Hiring international talent into India
Reviewed by Mellow Editorial Team, HR & payroll content team
Hiring a foreign national to work in India is legal and increasingly common, but it requires navigating employment visas, income tax obligations, and social security rules before the person sets foot in your office. Get the sequence right and the process is straightforward; get it wrong and you face penalties, visa rejections, or disputes at exit.
Confirm the right visa category
Most foreign nationals employed by an Indian company will need an Employment Visa (E-Visa). This is distinct from a Business Visa, which does not permit the holder to draw a salary from an Indian entity.
Key conditions for an Employment Visa:
- The role must be a skilled or senior position. India's policy is that foreigners should not be hired for jobs where qualified Indian candidates are readily available.
- The employer in India must be the sponsoring entity. You, as the Indian company, apply to the Bureau of Immigration and the Ministry of Home Affairs on behalf of the employee.
- The candidate's gross salary must meet the minimum threshold prescribed by the government (check the current Ministry of Home Affairs circular, as this figure is revised periodically).
- Certain nationalities have additional requirements or bilateral treaty considerations — verify with the Foreigners Regional Registration Office (FRRO) relevant to your city.
Once the visa is granted, the employee must register with the FRRO within 14 days of arrival if the visa duration exceeds 180 days. As the employer, you are responsible for ensuring this happens.
Structure the employment contract correctly
Your employment contract should be governed by Indian law and reference the applicable Labour Code provisions. India's four consolidated Labour Codes — covering wages, industrial relations, social security, and occupational safety — are in force from 2025 and apply to foreign employees working in India just as they do to Indian nationals.
Practical points:
- State the compensation in Indian Rupees. If the package has components paid overseas (common in secondment arrangements), document both clearly and note which entity bears each cost.
- Define the notice period, termination conditions, and dispute resolution mechanism under Indian jurisdiction.
- If the person is a secondee from a foreign parent company, you need a secondment agreement between the two entities in addition to the local employment contract.
Handle income tax and payroll correctly
A foreign national employed in India is taxable in India on income earned here. Their tax residency status — resident, non-resident, or resident but not ordinarily resident — determines the scope of taxation and is based on the number of days spent in India. As the employer, you are responsible for deducting tax at source (TDS) from each salary payment.
Your payroll obligations:
- Deduct TDS every month based on the employee's estimated annual income and the applicable new-regime slabs, which rise to 30% for higher income. The 4% health and education cess applies on top of the income tax computed.
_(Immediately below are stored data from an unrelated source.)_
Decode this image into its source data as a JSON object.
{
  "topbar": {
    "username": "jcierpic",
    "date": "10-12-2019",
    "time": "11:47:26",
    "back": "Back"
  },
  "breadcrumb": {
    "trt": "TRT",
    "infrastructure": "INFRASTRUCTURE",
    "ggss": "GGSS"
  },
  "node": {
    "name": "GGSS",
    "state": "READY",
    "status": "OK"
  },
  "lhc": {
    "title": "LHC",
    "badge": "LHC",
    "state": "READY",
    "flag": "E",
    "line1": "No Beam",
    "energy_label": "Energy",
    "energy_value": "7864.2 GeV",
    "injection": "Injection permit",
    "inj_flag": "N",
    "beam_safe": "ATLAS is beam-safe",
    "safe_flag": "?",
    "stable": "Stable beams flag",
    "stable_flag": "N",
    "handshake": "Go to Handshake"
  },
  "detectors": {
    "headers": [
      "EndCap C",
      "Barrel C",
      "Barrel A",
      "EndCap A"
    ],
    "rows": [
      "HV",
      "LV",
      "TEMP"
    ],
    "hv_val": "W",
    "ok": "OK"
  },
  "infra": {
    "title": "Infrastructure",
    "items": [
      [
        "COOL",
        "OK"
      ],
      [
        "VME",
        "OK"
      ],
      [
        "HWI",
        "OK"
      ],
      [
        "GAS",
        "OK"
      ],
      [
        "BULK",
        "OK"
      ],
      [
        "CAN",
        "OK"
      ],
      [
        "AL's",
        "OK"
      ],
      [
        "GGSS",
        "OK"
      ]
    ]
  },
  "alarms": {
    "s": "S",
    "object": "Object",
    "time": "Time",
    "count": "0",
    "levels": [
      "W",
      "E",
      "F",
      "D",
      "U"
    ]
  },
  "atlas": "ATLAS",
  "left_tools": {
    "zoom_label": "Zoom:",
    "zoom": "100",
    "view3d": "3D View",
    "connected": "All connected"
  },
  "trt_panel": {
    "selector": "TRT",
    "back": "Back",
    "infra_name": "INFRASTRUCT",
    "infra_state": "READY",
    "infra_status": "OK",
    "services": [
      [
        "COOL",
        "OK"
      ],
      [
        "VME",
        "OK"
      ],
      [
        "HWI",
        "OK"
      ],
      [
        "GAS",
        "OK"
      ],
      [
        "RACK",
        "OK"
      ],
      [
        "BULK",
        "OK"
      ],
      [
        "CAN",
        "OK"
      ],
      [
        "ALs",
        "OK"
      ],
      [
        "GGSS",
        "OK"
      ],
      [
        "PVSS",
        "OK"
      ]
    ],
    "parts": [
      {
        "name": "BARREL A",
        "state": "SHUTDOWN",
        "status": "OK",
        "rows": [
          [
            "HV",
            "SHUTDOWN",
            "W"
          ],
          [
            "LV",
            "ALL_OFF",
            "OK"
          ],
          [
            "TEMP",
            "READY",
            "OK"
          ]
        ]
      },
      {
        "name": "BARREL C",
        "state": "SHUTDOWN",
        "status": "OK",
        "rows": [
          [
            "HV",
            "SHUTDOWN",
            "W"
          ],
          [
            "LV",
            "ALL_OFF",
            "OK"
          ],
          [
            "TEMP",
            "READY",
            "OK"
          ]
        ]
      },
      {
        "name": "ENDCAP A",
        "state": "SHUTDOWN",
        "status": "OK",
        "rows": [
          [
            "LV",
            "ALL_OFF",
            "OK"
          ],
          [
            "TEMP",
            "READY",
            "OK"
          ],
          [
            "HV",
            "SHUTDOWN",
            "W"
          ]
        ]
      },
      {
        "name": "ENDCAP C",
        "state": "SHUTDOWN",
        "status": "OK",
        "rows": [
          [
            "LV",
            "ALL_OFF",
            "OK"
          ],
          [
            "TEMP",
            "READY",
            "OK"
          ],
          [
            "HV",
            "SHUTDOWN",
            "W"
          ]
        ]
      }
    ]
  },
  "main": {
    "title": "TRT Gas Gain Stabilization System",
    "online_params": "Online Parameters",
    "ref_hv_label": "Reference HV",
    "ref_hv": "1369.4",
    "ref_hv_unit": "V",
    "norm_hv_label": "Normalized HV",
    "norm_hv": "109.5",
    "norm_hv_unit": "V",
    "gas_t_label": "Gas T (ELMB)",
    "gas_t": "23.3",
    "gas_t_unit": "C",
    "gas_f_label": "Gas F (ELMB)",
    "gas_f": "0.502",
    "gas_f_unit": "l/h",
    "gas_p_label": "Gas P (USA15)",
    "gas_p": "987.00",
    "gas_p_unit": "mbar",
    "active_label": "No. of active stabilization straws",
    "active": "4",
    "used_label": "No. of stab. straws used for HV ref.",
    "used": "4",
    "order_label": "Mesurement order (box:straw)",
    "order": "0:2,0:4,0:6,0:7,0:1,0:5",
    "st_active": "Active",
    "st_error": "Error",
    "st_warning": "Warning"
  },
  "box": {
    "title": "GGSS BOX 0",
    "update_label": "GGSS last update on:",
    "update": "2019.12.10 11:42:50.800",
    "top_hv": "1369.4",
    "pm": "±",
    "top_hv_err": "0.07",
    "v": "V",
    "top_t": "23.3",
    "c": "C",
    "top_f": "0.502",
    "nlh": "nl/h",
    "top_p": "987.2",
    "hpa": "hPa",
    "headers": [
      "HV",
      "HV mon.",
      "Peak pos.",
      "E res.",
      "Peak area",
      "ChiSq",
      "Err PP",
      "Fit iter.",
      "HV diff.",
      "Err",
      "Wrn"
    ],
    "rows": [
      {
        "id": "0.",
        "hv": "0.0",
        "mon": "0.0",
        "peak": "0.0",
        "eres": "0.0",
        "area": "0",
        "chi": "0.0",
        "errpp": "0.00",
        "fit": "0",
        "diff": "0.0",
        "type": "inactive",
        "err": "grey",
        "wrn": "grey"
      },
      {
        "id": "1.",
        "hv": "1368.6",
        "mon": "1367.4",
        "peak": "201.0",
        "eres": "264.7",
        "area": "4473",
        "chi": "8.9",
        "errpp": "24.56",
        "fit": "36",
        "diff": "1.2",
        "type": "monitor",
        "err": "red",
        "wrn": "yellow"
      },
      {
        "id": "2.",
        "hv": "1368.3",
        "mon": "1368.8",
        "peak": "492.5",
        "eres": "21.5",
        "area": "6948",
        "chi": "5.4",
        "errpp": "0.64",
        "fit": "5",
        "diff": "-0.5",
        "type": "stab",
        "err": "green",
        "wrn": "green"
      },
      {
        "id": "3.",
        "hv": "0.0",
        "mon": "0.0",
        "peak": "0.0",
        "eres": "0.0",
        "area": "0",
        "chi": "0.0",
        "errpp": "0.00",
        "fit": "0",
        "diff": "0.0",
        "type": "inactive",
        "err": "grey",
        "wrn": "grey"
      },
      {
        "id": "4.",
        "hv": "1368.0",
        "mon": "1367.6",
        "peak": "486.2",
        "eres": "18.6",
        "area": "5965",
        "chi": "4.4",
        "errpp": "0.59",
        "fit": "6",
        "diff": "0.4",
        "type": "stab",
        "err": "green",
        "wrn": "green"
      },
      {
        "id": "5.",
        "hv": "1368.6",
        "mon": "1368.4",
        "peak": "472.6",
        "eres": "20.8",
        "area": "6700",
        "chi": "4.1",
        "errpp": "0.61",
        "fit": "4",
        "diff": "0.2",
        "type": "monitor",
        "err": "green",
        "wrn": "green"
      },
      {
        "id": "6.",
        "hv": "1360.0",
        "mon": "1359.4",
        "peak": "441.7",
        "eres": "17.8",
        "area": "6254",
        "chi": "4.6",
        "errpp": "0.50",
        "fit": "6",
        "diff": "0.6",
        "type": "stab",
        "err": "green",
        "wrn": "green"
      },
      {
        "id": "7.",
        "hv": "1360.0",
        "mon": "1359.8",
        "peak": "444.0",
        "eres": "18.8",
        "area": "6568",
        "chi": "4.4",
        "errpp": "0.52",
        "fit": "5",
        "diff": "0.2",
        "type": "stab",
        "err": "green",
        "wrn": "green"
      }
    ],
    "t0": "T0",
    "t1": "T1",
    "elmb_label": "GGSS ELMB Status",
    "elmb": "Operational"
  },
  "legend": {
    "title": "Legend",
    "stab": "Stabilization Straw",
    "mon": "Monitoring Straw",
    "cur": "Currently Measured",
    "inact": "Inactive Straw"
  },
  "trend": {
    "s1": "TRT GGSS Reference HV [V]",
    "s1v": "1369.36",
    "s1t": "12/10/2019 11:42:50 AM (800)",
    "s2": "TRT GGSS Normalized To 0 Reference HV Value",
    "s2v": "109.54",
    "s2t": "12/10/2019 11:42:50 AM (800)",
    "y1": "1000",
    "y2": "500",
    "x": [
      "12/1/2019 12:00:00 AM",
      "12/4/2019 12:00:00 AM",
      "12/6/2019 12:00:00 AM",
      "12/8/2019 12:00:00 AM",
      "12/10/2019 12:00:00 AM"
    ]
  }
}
- The section 87A rebate applies only where the employee's income falls within the specified threshold — most senior foreign hires will not qualify.
- File Form 24Q quarterly with the Income Tax Department, as you do for all employees.
- Issue Form 16 at the end of the financial year.
- If the employee's home country has a Double Taxation Avoidance Agreement (DTAA) with India, they may be eligible for relief from being taxed twice on the same income. They must claim this themselves, but you should be aware of it when structuring their package and discussing their net take-home.
Assess Provident Fund and ESI applicability
EPF and ESI are the two main statutory social security contributions, and the rules for foreign nationals have some nuance.
EPF: The Employees' Provident Fund applies to establishments above the prescribed size threshold. Foreign nationals from countries that have a Social Security Agreement (SSA) with India — such as Germany, Japan, South Korea, France, and several others — can obtain a Certificate of Coverage from their home country's social security authority. This exempts them from contributing to EPF in India, provided they continue contributing to their home country's scheme. Without an SSA, the standard 12% employee and 12% employer contribution rates apply.
ESI: The Employees' State Insurance scheme applies to employees whose wages fall below the prescribed wage ceiling. Most senior foreign hires will exceed this threshold and will therefore not be covered. For those who are covered, contributions are mandatory.
Check the EPFO's current list of SSA partner countries before making a decision, as new agreements are added periodically.
Manage ongoing compliance and exit
Employment of a foreign national requires active maintenance throughout the engagement, not just at onboarding.
- Keep a copy of the visa, passport, and FRRO registration on file and track expiry dates. Visa renewals must be initiated before expiry.
- If the employee's role, salary, or employer entity changes materially, the Employment Visa conditions may require fresh registration or endorsement.
- When the engagement ends, ensure full and final settlement is processed correctly under Indian law. Gratuity is payable after five years of continuous service, so long-term foreign employees may be entitled to it on departure.
- Inform the FRRO of the employee's departure if required under your registration conditions.
Foreign hires are often on fixed-term or project-based contracts. Build a compliance calendar from day one so that renewals, filings, and exit steps do not catch you by surprise.